93 Points Robert Parker
2011 was of course a difficult, uncharacteristically rainy vintage in South Australia and particularly Barossa, but thanks to Penfolds’ privileged position with access to some of the region’s best fruit, they have nonetheless been able to blend an impressive Grange. Still sourced mainly from Barossa Valley, there’s a good dollop of McLaren Vale fruit (21%) – a region less affected by the rains in 2011 - contributing to this vintage. Interestingly, it is the 6th vintage ever to consist of 100% Shiraz, mainly because the Cabernet Sauvignon didn't make the grade this year. (Note that no Bin 707 Cabernet Sauvignon was produced in 2011.) Deep purple colored, in typical fashion the nose of the 2011 Grange is still closed at this youthful stage with broody tar and pepper laced notes over a core of blackberries, black plums, licorice and loam. Medium to full-bodied, the palate is taut and muscular with pepper and baking spice flavors supported by firm, grainy tannins. The finish has great length, contributing a refreshing lift.
Source: Robert Parker (Robert Parker Wine Advocate) by Lisa Perrotti-Brown. September, 2015
93 Points James Halliday
From the Barossa Valley, McLaren Vale and Magill Estate; 17 months in 100% new American hogsheads. It is balanced, supple and pretty, against all odds at peace with its oak. But Penfolds' suggested drinking span of 2018-2045? Not in my book.

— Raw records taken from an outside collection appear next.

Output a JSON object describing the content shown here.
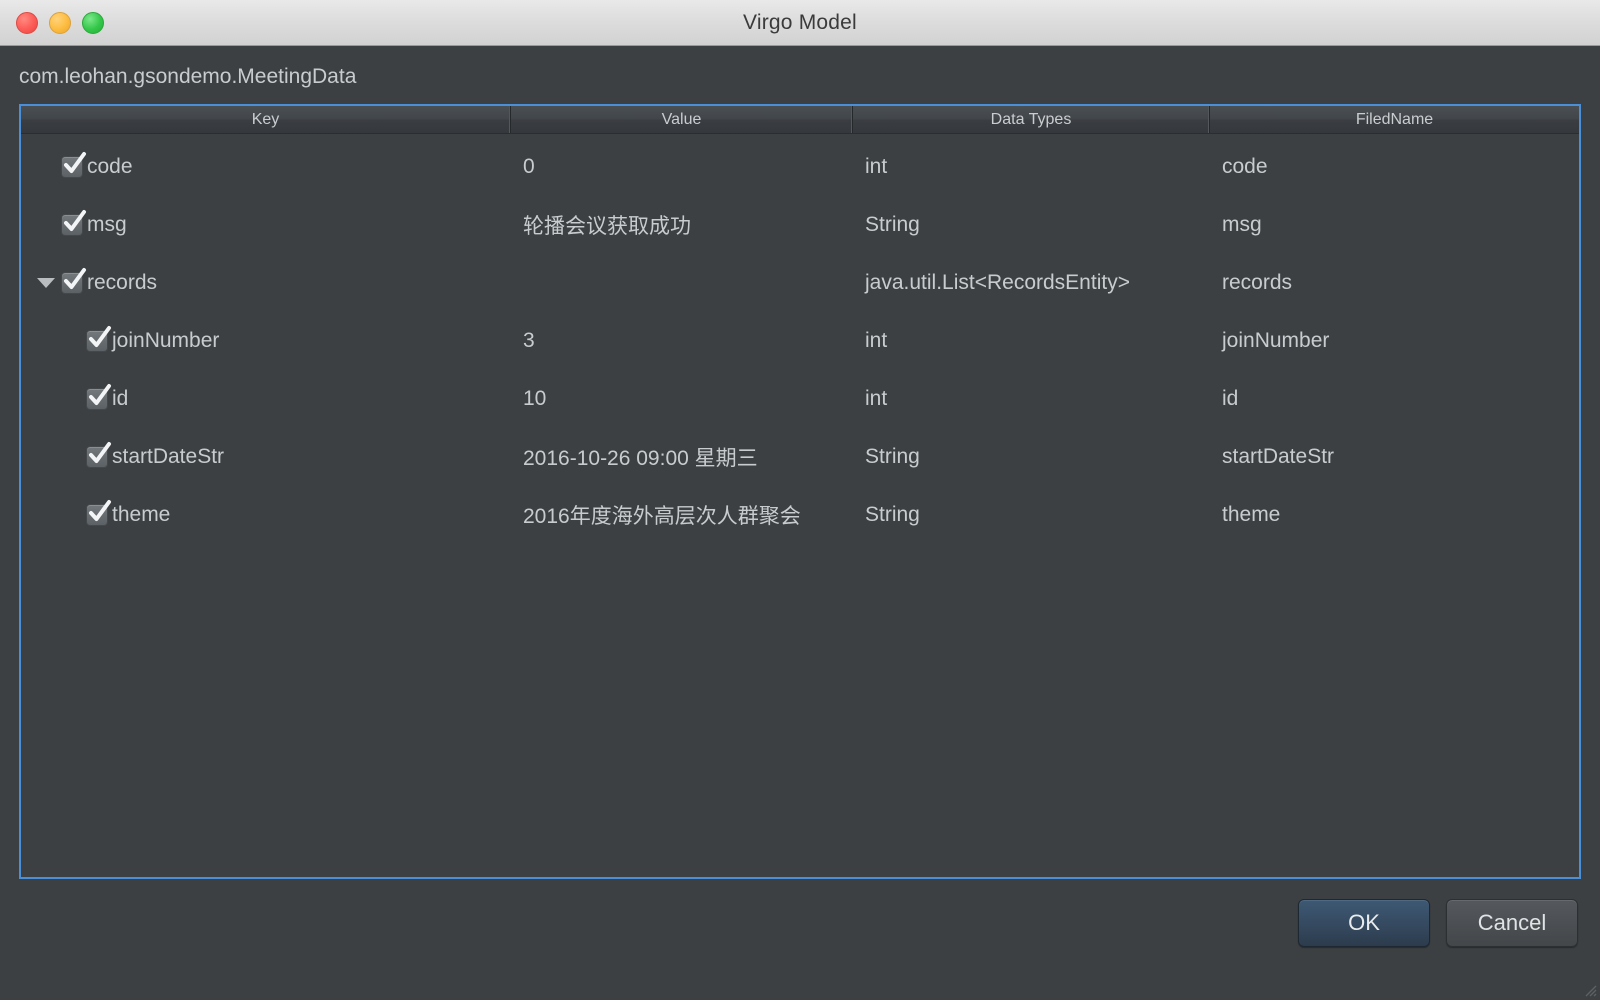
{
  "window": {
    "title": "Virgo Model",
    "traffic_lights": [
      "close-button",
      "minimize-button",
      "maximize-button"
    ],
    "accent_border_color": "#4a90d9",
    "background_color": "#3c4043"
  },
  "class_name": "com.leohan.gsondemo.MeetingData",
  "table": {
    "columns": [
      {
        "id": "key",
        "label": "Key"
      },
      {
        "id": "value",
        "label": "Value"
      },
      {
        "id": "type",
        "label": "Data Types"
      },
      {
        "id": "field",
        "label": "FiledName"
      }
    ],
    "rows": [
      {
        "key": "code",
        "value": "0",
        "type": "int",
        "field": "code",
        "checked": true,
        "level": 0,
        "expandable": false,
        "expanded": false
      },
      {
        "key": "msg",
        "value": "轮播会议获取成功",
        "type": "String",
        "field": "msg",
        "checked": true,
        "level": 0,
        "expandable": false,
        "expanded": false
      },
      {
        "key": "records",
        "value": "",
        "type": "java.util.List<RecordsEntity>",
        "field": "records",
        "checked": true,
        "level": 0,
        "expandable": true,
        "expanded": true
      },
      {
        "key": "joinNumber",
        "value": "3",
        "type": "int",
        "field": "joinNumber",
        "checked": true,
        "level": 1,
        "expandable": false,
        "expanded": false
      },
      {
        "key": "id",
        "value": "10",
        "type": "int",
        "field": "id",
        "checked": true,
        "level": 1,
        "expandable": false,
        "expanded": false
      },
      {
        "key": "startDateStr",
        "value": "2016-10-26 09:00 星期三",
        "type": "String",
        "field": "startDateStr",
        "checked": true,
        "level": 1,
        "expandable": false,
        "expanded": false
      },
      {
        "key": "theme",
        "value": "2016年度海外高层次人群聚会",
        "type": "String",
        "field": "theme",
        "checked": true,
        "level": 1,
        "expandable": false,
        "expanded": false
      }
    ]
  },
  "footer": {
    "ok_label": "OK",
    "cancel_label": "Cancel"
  }
}
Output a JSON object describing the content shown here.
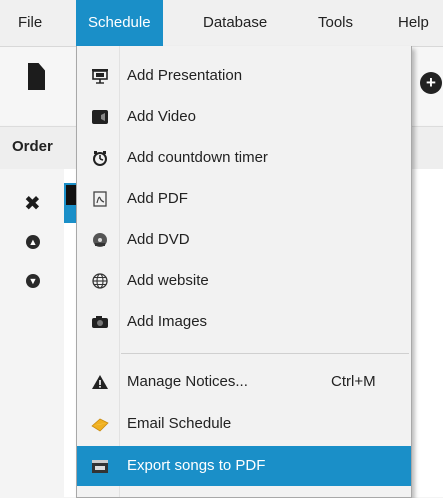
{
  "menubar": {
    "file": "File",
    "schedule": "Schedule",
    "database": "Database",
    "tools": "Tools",
    "help": "Help"
  },
  "panel": {
    "order_label": "Order"
  },
  "menu": {
    "items": [
      {
        "label": "Add Presentation",
        "icon": "presentation-icon"
      },
      {
        "label": "Add Video",
        "icon": "video-icon"
      },
      {
        "label": "Add countdown timer",
        "icon": "timer-icon"
      },
      {
        "label": "Add PDF",
        "icon": "pdf-icon"
      },
      {
        "label": "Add DVD",
        "icon": "dvd-icon"
      },
      {
        "label": "Add website",
        "icon": "globe-icon"
      },
      {
        "label": "Add Images",
        "icon": "camera-icon"
      },
      {
        "label": "Manage Notices...",
        "shortcut": "Ctrl+M",
        "icon": "warning-icon"
      },
      {
        "label": "Email Schedule",
        "icon": "email-icon"
      },
      {
        "label": "Export songs to PDF",
        "icon": "export-pdf-icon",
        "highlighted": true
      }
    ]
  },
  "colors": {
    "accent": "#1a8fc8",
    "menu_bg": "#f2f2f2"
  }
}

Drink to 2026.
Source: James Halliday.
95 Points Tyson Stelzer
Grange is made every year, in spite of the season, and while the price went up for the great vintage of 2008, it''s not coming down for the lesser 2011. This is the sixth Grange in as many decades to be 100% shiraz, and the focus is on warmer regions in this cool, wet season, with a core of Barossa (though only 75%, less than the 85% of 2009 and 2010) and the balance made up of McLaren Vale and a little Magill. Production is around half of the usual Grange volume of 8,000-10,000 cases. True to the vintage, this is a savoury Grange with a tangy acid profile, though it upholds an impressively full purple hue. Toasty oak is prominent (17 months in 100% new American oak hogsheads, as always, though it doesn''t call for so much new oak this year). Its black fruit depth is admirable, layered with dark berry fruits and liquorice and a classic Grange hint of coal steam and crushed ants. Length is impressive and tannins are firm and fine. This is unmistakably Grange, albeit against the backdrop of a lesser season, and one to drink before 2008, 2009 and 2010. It may be the least Grange since 2003, but it''s undeniably an admirable result for 2011. 15 October 2015 release. Drink 2021 - 2031.